SecPlace: A Security-Aware Placement Model for Multi-tenant SaaS Environments

Software-as-a-Service (SaaS) is emerging as a new software delivery model, where the application and its associated data are hosted in the cloud. Due to the nature of SaaS and the cloud in general, where the data and the computation are beyond the control of the user, data privacy and security becomes a vital factor in this new paradigm. In multi-tenant SaaS applications, the tenants (i.e., Companies) become concerned about the confidentiality of their data since several tenants are consolidated onto a shared infrastructure (i.e., Databases). Consequently, two main questions raise. First, how to prohibit a tenant from accessing other´s data? Second, how to avoid the security threats from co-located competing tenants? In this paper, we address the second question. We present Sec Place, a resource allocation model designed to increase the level of security for tenants sharing the same infrastructure.

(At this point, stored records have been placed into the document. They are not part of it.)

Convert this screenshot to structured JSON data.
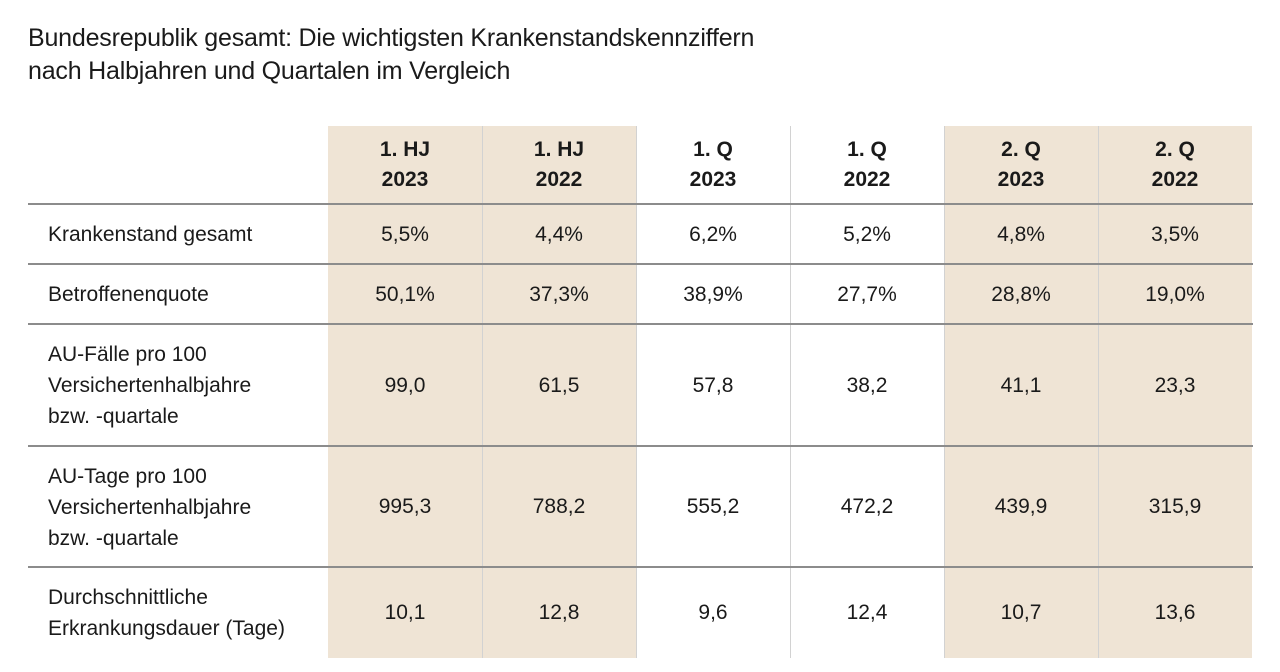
{
  "title": {
    "line1": "Bundesrepublik gesamt: Die wichtigsten Krankenstandskennziffern",
    "line2": "nach Halbjahren und Quartalen im Vergleich"
  },
  "columns": [
    {
      "line1": "1. HJ",
      "line2": "2023"
    },
    {
      "line1": "1. HJ",
      "line2": "2022"
    },
    {
      "line1": "1. Q",
      "line2": "2023"
    },
    {
      "line1": "1. Q",
      "line2": "2022"
    },
    {
      "line1": "2. Q",
      "line2": "2023"
    },
    {
      "line1": "2. Q",
      "line2": "2022"
    }
  ],
  "rows": [
    {
      "label": [
        "Krankenstand gesamt"
      ],
      "values": [
        "5,5%",
        "4,4%",
        "6,2%",
        "5,2%",
        "4,8%",
        "3,5%"
      ]
    },
    {
      "label": [
        "Betroffenenquote"
      ],
      "values": [
        "50,1%",
        "37,3%",
        "38,9%",
        "27,7%",
        "28,8%",
        "19,0%"
      ]
    },
    {
      "label": [
        "AU-Fälle pro 100",
        "Versichertenhalbjahre",
        "bzw. -quartale"
      ],
      "values": [
        "99,0",
        "61,5",
        "57,8",
        "38,2",
        "41,1",
        "23,3"
      ]
    },
    {
      "label": [
        "AU-Tage pro 100",
        "Versichertenhalbjahre",
        "bzw. -quartale"
      ],
      "values": [
        "995,3",
        "788,2",
        "555,2",
        "472,2",
        "439,9",
        "315,9"
      ]
    },
    {
      "label": [
        "Durchschnittliche",
        "Erkrankungsdauer (Tage)"
      ],
      "values": [
        "10,1",
        "12,8",
        "9,6",
        "12,4",
        "10,7",
        "13,6"
      ]
    }
  ],
  "colors": {
    "highlight_column": "#efe4d5",
    "row_divider": "#8c8c8c"
  }
}
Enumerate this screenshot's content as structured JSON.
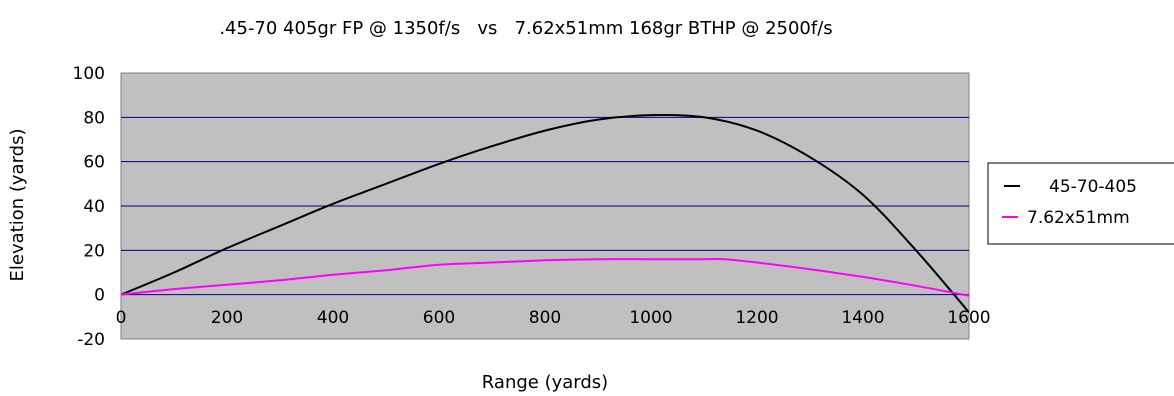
{
  "chart_data": {
    "type": "line",
    "title": ".45-70 405gr FP @ 1350f/s   vs   7.62x51mm 168gr BTHP @ 2500f/s",
    "xlabel": "Range (yards)",
    "ylabel": "Elevation (yards)",
    "xlim": [
      0,
      1600
    ],
    "ylim": [
      -20,
      100
    ],
    "x_ticks": [
      "0",
      "200",
      "400",
      "600",
      "800",
      "1000",
      "1200",
      "1400",
      "1600"
    ],
    "y_ticks": [
      "100",
      "80",
      "60",
      "40",
      "20",
      "0",
      "-20"
    ],
    "grid": "horizontal",
    "plot_background": "#c0c0c0",
    "grid_color": "#000080",
    "legend_position": "right",
    "series": [
      {
        "name": "45-70-405",
        "color": "#000000",
        "x": [
          0,
          100,
          200,
          300,
          400,
          500,
          600,
          700,
          800,
          900,
          1000,
          1100,
          1200,
          1300,
          1400,
          1500,
          1600
        ],
        "y": [
          0,
          10,
          21,
          31,
          41,
          50,
          59,
          67,
          74,
          79,
          81,
          80,
          74,
          62,
          45,
          20,
          -8
        ]
      },
      {
        "name": "7.62x51mm",
        "color": "#ff00ff",
        "x": [
          0,
          100,
          200,
          300,
          400,
          500,
          600,
          700,
          800,
          900,
          1000,
          1100,
          1140,
          1200,
          1300,
          1400,
          1500,
          1600
        ],
        "y": [
          0,
          2.5,
          4.5,
          6.5,
          9,
          11,
          13.5,
          14.5,
          15.5,
          16,
          16,
          16,
          16,
          14.5,
          11.5,
          8,
          4,
          -0.5
        ]
      }
    ]
  }
}
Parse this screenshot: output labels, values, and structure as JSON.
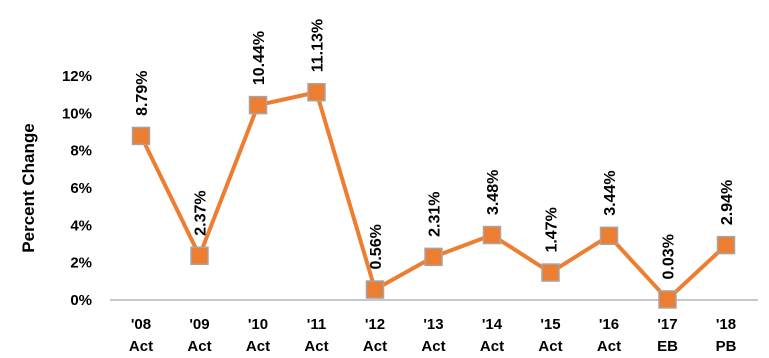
{
  "chart_data": {
    "type": "line",
    "title": "",
    "xlabel": "",
    "ylabel": "Percent Change",
    "ylim": [
      0,
      12
    ],
    "yticks": [
      0,
      2,
      4,
      6,
      8,
      10,
      12
    ],
    "ytick_labels": [
      "0%",
      "2%",
      "4%",
      "6%",
      "8%",
      "10%",
      "12%"
    ],
    "grid": false,
    "legend": "none",
    "categories": [
      {
        "top": "'08",
        "bottom": "Act"
      },
      {
        "top": "'09",
        "bottom": "Act"
      },
      {
        "top": "'10",
        "bottom": "Act"
      },
      {
        "top": "'11",
        "bottom": "Act"
      },
      {
        "top": "'12",
        "bottom": "Act"
      },
      {
        "top": "'13",
        "bottom": "Act"
      },
      {
        "top": "'14",
        "bottom": "Act"
      },
      {
        "top": "'15",
        "bottom": "Act"
      },
      {
        "top": "'16",
        "bottom": "Act"
      },
      {
        "top": "'17",
        "bottom": "EB"
      },
      {
        "top": "'18",
        "bottom": "PB"
      }
    ],
    "series": [
      {
        "values": [
          8.79,
          2.37,
          10.44,
          11.13,
          0.56,
          2.31,
          3.48,
          1.47,
          3.44,
          0.03,
          2.94
        ],
        "labels": [
          "8.79%",
          "2.37%",
          "10.44%",
          "11.13%",
          "0.56%",
          "2.31%",
          "3.48%",
          "1.47%",
          "3.44%",
          "0.03%",
          "2.94%"
        ],
        "color": "#ED7D31",
        "marker": "square",
        "marker_fill": "#ED7D31",
        "marker_edge": "#A5A5A5"
      }
    ],
    "colors": {
      "axis": "#A6A6A6",
      "text": "#000000"
    }
  }
}
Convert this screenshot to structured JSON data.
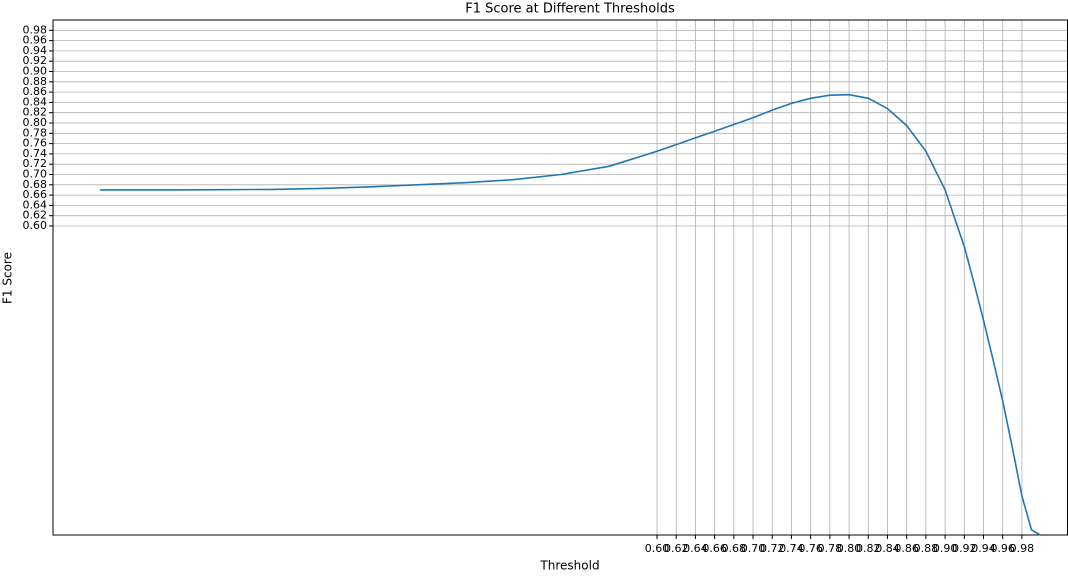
{
  "chart_data": {
    "type": "line",
    "title": "F1 Score at Different Thresholds",
    "x_label": "Threshold",
    "y_label": "F1 Score",
    "x": [
      0.02,
      0.1,
      0.2,
      0.25,
      0.3,
      0.35,
      0.4,
      0.45,
      0.5,
      0.55,
      0.6,
      0.62,
      0.64,
      0.66,
      0.68,
      0.7,
      0.72,
      0.74,
      0.76,
      0.78,
      0.8,
      0.82,
      0.84,
      0.86,
      0.88,
      0.9,
      0.92,
      0.93,
      0.94,
      0.95,
      0.96,
      0.97,
      0.98,
      0.99,
      0.999
    ],
    "series": [
      {
        "name": "F1 Score",
        "color": "#1f77b4",
        "values": [
          0.67,
          0.67,
          0.671,
          0.673,
          0.676,
          0.68,
          0.684,
          0.69,
          0.7,
          0.716,
          0.745,
          0.758,
          0.771,
          0.784,
          0.797,
          0.81,
          0.825,
          0.838,
          0.848,
          0.854,
          0.855,
          0.848,
          0.828,
          0.795,
          0.745,
          0.67,
          0.56,
          0.49,
          0.417,
          0.34,
          0.26,
          0.17,
          0.076,
          0.01,
          0.0
        ]
      }
    ],
    "xlim": [
      -0.029,
      1.028
    ],
    "ylim": [
      0.0,
      1.0
    ],
    "grid": true,
    "xticks": [
      {
        "value": 0.6,
        "label": "0.60"
      },
      {
        "value": 0.62,
        "label": "0.62"
      },
      {
        "value": 0.64,
        "label": "0.64"
      },
      {
        "value": 0.66,
        "label": "0.66"
      },
      {
        "value": 0.68,
        "label": "0.68"
      },
      {
        "value": 0.7,
        "label": "0.70"
      },
      {
        "value": 0.72,
        "label": "0.72"
      },
      {
        "value": 0.74,
        "label": "0.74"
      },
      {
        "value": 0.76,
        "label": "0.76"
      },
      {
        "value": 0.78,
        "label": "0.78"
      },
      {
        "value": 0.8,
        "label": "0.80"
      },
      {
        "value": 0.82,
        "label": "0.82"
      },
      {
        "value": 0.84,
        "label": "0.84"
      },
      {
        "value": 0.86,
        "label": "0.86"
      },
      {
        "value": 0.88,
        "label": "0.88"
      },
      {
        "value": 0.9,
        "label": "0.90"
      },
      {
        "value": 0.92,
        "label": "0.92"
      },
      {
        "value": 0.94,
        "label": "0.94"
      },
      {
        "value": 0.96,
        "label": "0.96"
      },
      {
        "value": 0.98,
        "label": "0.98"
      }
    ],
    "yticks": [
      {
        "value": 0.6,
        "label": "0.60"
      },
      {
        "value": 0.62,
        "label": "0.62"
      },
      {
        "value": 0.64,
        "label": "0.64"
      },
      {
        "value": 0.66,
        "label": "0.66"
      },
      {
        "value": 0.68,
        "label": "0.68"
      },
      {
        "value": 0.7,
        "label": "0.70"
      },
      {
        "value": 0.72,
        "label": "0.72"
      },
      {
        "value": 0.74,
        "label": "0.74"
      },
      {
        "value": 0.76,
        "label": "0.76"
      },
      {
        "value": 0.78,
        "label": "0.78"
      },
      {
        "value": 0.8,
        "label": "0.80"
      },
      {
        "value": 0.82,
        "label": "0.82"
      },
      {
        "value": 0.84,
        "label": "0.84"
      },
      {
        "value": 0.86,
        "label": "0.86"
      },
      {
        "value": 0.88,
        "label": "0.88"
      },
      {
        "value": 0.9,
        "label": "0.90"
      },
      {
        "value": 0.92,
        "label": "0.92"
      },
      {
        "value": 0.94,
        "label": "0.94"
      },
      {
        "value": 0.96,
        "label": "0.96"
      },
      {
        "value": 0.98,
        "label": "0.98"
      }
    ]
  }
}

Sec Place avoids hosting competing companies on the same database instance. We minimize the risk of co-resident tenants by preventing any two tenants of the same business type to be hosted on the same database server. Sec Place utilizes the usage of tenant subscription data, such as business type and tenant size and place the tenant accordingly. We conduct extensive experiments to validate our approach. The results show that our approach is practical, achieves its goal, and have a moderate complexity.